Entre processos de colagem digital, vídeos, sons, registos de performances, etc., nasce um compasso de tempo que marca as ideias e monta uma interpretação pessoal da artista. Esta interpretação ramifica-se para um conflito entre um diferente espaço e tempo – o passado e o presente.
Todo o espaço onde a Alice se desenvolveu como performer está exclusivamente registado num percurso onde hoje já não é possível aceder, esse acesso só pode ser gerado através da construção de um imaginário baseado nos documentos e arquivos – é nesse limbo entre a construção de um imaginário e as questões presentes que se irá construir uma espécie de máquina do tempo que nos permite viajar às memórias e assim construir uma identidade única sobre um olhar singular.
Parte II – Presente
Pedro Cabeleira:
O trabalho da Alice faz-me lembrar uma ocupação do sentir. Não reconheço o seu trabalho como algo susceptível à interpretação, mas algo muito mais ligado ao momento e ao sentir. Interessa-me trabalhar o presente neste projecto precisamente por essa ligação tão estreita entre o momento e a sensação. Ao falar com ela percebi que as suas referências não entravam no campo do intelectual, mas no campo do sensorial. “São coisas do dia-a-dia”, explicava-me ela sobre o seu processo.

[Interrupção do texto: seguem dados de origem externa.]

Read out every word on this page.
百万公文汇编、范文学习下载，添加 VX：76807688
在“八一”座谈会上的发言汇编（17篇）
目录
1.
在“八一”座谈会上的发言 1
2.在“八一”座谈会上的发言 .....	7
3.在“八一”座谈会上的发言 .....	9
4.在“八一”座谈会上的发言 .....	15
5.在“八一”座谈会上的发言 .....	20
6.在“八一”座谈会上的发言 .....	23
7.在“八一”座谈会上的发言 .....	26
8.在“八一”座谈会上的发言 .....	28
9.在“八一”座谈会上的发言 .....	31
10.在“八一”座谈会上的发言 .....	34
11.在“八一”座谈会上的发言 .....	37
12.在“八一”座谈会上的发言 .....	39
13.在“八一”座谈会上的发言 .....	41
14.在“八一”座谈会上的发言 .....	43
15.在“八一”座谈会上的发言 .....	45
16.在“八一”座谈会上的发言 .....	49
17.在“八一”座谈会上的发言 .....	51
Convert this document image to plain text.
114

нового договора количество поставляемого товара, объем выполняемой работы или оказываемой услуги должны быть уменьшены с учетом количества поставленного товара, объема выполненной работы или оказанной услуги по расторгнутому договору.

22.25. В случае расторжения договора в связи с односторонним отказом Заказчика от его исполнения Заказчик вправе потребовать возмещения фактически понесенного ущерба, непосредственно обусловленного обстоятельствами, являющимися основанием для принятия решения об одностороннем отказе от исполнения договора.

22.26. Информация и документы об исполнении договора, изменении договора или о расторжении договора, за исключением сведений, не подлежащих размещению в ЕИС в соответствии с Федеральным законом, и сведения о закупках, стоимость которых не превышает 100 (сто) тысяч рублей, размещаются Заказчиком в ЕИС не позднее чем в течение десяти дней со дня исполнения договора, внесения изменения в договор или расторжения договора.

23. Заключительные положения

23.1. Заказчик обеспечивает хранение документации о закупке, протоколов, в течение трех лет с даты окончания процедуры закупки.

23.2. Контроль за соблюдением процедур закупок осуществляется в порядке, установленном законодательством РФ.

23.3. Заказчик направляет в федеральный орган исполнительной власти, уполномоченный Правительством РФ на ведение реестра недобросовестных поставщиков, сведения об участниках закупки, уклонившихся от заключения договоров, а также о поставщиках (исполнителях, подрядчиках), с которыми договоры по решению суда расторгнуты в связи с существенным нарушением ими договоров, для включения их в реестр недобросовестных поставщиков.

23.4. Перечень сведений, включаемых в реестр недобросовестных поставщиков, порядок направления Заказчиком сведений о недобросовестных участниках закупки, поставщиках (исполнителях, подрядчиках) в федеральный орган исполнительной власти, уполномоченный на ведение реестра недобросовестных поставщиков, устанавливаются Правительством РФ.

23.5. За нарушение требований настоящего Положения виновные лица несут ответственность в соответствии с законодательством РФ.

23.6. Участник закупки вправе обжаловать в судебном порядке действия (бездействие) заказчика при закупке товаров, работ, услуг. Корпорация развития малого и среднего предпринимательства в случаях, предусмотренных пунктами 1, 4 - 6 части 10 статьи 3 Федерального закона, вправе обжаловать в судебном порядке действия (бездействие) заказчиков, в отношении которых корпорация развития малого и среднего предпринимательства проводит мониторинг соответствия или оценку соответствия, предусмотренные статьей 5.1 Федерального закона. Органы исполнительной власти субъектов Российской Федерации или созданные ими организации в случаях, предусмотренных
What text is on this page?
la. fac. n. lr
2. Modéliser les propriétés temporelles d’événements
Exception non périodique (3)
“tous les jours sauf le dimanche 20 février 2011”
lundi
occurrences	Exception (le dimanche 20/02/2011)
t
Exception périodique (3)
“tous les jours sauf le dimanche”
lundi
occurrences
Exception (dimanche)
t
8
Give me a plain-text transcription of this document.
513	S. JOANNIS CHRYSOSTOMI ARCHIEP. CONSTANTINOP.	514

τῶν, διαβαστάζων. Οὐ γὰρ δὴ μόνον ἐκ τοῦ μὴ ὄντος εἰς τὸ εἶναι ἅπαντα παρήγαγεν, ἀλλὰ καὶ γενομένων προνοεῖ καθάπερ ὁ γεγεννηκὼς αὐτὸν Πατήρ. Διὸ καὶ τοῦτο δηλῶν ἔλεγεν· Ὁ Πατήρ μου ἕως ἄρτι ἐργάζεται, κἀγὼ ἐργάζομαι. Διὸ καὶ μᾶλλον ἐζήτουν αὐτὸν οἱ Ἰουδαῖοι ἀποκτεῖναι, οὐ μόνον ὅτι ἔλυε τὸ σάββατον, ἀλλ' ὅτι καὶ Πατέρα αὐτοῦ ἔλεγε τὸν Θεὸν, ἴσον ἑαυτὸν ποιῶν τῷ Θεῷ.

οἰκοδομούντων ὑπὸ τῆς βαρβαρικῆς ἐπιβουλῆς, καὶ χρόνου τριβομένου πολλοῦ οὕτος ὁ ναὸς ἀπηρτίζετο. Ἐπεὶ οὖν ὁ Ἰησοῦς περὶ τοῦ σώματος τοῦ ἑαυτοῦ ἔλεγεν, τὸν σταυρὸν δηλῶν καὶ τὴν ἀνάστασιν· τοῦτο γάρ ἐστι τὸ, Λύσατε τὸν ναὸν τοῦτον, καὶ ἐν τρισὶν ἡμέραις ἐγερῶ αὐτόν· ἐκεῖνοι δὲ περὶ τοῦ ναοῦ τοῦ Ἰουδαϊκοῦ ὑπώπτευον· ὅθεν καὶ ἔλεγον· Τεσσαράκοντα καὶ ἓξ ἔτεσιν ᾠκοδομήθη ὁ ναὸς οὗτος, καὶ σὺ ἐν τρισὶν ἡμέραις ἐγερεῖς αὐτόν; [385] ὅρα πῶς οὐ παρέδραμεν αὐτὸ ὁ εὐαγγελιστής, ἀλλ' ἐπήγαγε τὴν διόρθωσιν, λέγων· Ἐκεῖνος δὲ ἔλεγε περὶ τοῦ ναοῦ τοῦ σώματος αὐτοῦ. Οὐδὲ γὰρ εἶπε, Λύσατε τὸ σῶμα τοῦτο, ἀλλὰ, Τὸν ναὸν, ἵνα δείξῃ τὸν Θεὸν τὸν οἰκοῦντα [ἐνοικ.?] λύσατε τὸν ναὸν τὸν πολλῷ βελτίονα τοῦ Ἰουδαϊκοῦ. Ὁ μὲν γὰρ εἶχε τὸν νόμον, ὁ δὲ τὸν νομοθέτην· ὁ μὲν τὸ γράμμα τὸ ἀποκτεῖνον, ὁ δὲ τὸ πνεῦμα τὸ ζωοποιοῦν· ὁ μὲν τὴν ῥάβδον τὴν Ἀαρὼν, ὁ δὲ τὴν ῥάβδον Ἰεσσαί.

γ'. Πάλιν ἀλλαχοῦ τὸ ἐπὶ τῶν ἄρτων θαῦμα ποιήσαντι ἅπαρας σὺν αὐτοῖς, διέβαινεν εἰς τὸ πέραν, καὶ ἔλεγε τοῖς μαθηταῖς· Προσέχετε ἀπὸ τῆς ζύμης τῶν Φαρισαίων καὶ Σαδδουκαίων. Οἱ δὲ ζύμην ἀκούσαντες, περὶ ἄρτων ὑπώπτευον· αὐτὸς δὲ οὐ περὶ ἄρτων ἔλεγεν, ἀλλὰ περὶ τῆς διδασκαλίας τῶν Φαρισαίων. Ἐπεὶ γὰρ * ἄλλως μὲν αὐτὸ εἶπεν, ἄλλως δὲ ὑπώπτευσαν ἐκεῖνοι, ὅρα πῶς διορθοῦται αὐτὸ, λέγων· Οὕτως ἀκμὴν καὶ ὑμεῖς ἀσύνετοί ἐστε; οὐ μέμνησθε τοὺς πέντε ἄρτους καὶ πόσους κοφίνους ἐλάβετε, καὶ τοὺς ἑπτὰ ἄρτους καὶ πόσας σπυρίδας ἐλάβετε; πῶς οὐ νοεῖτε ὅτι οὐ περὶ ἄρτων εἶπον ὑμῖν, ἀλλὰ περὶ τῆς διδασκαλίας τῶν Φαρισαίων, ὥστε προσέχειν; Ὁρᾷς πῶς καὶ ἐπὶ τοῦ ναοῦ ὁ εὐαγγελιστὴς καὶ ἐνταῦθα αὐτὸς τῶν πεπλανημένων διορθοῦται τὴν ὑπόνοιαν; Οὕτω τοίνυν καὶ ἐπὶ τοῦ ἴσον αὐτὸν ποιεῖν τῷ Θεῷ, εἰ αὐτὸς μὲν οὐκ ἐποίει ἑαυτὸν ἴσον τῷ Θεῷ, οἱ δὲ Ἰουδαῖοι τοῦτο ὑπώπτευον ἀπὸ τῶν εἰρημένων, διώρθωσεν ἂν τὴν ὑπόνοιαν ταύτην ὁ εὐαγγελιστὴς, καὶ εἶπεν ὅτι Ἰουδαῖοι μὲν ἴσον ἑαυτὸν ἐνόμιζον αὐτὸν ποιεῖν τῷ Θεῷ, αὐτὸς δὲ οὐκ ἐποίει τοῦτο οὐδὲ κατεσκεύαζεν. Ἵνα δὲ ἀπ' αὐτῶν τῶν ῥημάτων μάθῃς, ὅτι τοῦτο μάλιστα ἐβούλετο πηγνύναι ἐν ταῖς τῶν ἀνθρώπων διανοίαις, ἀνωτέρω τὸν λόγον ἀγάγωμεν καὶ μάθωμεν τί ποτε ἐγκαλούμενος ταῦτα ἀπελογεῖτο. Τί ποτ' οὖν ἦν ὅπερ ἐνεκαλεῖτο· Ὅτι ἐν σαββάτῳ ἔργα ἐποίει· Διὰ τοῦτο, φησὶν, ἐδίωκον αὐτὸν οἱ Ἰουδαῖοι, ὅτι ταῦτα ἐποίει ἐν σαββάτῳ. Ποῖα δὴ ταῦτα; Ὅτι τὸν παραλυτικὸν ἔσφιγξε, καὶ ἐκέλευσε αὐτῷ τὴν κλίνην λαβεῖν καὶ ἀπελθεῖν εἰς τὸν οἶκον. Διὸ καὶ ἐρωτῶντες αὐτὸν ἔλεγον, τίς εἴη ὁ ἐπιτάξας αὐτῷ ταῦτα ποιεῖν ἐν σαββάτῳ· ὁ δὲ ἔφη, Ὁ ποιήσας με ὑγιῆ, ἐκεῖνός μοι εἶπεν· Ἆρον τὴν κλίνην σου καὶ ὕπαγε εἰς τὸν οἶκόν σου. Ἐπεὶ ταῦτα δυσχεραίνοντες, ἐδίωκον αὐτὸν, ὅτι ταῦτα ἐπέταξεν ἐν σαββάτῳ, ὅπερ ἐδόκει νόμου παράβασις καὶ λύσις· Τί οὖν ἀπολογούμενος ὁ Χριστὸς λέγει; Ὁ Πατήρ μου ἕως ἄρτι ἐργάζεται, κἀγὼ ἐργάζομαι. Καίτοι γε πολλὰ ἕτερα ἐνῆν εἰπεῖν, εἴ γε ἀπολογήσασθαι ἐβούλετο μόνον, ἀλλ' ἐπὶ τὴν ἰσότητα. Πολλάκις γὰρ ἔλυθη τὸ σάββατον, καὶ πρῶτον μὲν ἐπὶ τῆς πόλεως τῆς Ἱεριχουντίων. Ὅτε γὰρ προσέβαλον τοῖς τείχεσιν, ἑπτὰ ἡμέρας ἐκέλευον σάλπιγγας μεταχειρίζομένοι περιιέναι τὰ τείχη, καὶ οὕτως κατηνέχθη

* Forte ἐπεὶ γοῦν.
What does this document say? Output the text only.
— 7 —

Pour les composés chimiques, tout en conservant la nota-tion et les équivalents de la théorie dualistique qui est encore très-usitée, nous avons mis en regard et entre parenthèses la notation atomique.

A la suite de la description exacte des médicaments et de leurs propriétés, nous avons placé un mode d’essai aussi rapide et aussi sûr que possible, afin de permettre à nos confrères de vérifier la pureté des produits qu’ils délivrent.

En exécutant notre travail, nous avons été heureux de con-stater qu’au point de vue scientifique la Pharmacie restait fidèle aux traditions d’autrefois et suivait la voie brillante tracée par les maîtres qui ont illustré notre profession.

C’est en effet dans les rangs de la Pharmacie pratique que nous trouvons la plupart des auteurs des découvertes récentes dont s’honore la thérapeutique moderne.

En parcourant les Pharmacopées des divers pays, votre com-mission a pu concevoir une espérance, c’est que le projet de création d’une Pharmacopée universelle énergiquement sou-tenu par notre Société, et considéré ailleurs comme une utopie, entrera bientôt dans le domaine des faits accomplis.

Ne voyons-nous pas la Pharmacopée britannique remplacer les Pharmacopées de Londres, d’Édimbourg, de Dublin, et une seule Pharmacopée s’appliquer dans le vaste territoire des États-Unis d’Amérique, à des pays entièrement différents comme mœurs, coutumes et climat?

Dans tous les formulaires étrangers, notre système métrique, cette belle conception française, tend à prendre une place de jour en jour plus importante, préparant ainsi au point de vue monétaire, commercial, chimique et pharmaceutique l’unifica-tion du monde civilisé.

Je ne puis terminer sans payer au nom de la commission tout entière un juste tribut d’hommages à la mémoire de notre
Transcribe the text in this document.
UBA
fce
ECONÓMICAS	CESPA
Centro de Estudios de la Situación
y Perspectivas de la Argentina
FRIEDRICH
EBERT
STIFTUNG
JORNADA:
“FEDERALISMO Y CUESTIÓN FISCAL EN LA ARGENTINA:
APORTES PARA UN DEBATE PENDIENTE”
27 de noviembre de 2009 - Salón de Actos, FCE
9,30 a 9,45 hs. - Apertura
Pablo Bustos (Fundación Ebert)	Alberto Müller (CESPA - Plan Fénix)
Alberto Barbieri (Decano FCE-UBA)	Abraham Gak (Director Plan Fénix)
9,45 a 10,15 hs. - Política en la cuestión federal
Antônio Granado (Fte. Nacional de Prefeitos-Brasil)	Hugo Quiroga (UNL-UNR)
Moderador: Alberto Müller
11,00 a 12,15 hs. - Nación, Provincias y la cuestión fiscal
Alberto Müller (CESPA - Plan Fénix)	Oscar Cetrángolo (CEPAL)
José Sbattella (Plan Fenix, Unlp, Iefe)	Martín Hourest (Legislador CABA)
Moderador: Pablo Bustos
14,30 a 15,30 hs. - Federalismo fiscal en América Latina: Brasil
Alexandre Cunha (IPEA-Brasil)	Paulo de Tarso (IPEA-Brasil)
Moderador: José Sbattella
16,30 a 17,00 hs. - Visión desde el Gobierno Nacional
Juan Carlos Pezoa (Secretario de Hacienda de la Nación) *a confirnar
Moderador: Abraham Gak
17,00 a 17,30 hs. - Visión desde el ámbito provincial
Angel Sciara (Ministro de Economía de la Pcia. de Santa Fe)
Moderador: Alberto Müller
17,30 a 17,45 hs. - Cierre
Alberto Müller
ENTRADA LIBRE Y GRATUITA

A beleza e o encanto do dia-a-dia, do quotidiano e do mundano, é algo que tenho vindo a tentar decifrar com o meu trabalho e continua a ser para mim um dos mais belos desafios em filmar o que seja. A minha intenção foi precisamente entrar em simbiose com o processo criativo da Alice e com uma estrutura que se vai construindo, não ao abrigo da lógica, mas da intuição e do quotidiano.
É precisamente nessa justaposição entre o espaço de ensaio, o espectáculo e o quotidiano que baseio esta ideia do presente. Um presente justaposto entre várias sensações que dão origem ao seu resultado final, que avançam em metamorfose de uma coisa até a outra, até chegarmos ao tal momento que falo quando assistimos a um espetáculo seu.
Tudo isso tem as ambições de um olhar deslumbrado, um olhar mais orgânico, que assume um visual mais homevideo para poder ter liberdade absoluta sobre a minha própria criação. O facto de filmar de uma forma mais intimista permite-me trabalhar de uma maneira simples e em bruto este seu lado de procura pelo resultado final, permite-me procurar, desde o mais pequeno gesto ao mais pequeno olhar, aquilo que depois se vai transformando no objecto.
Também este registo permite uma extensa flexibilidade e encaixe a qualquer improvisação que vá decorrendo ao longo do processo e a uma uniformização de tudo, procurando manter sempre na mesma experiência todas as fases que levam ao presente, porque através da conversa com a Alice, foi precisamente isso que me transpareceu, todos os pedaços interessam, sem grande explicação ou análise por trás disso, para a construção do todo que depois nos é apresentado.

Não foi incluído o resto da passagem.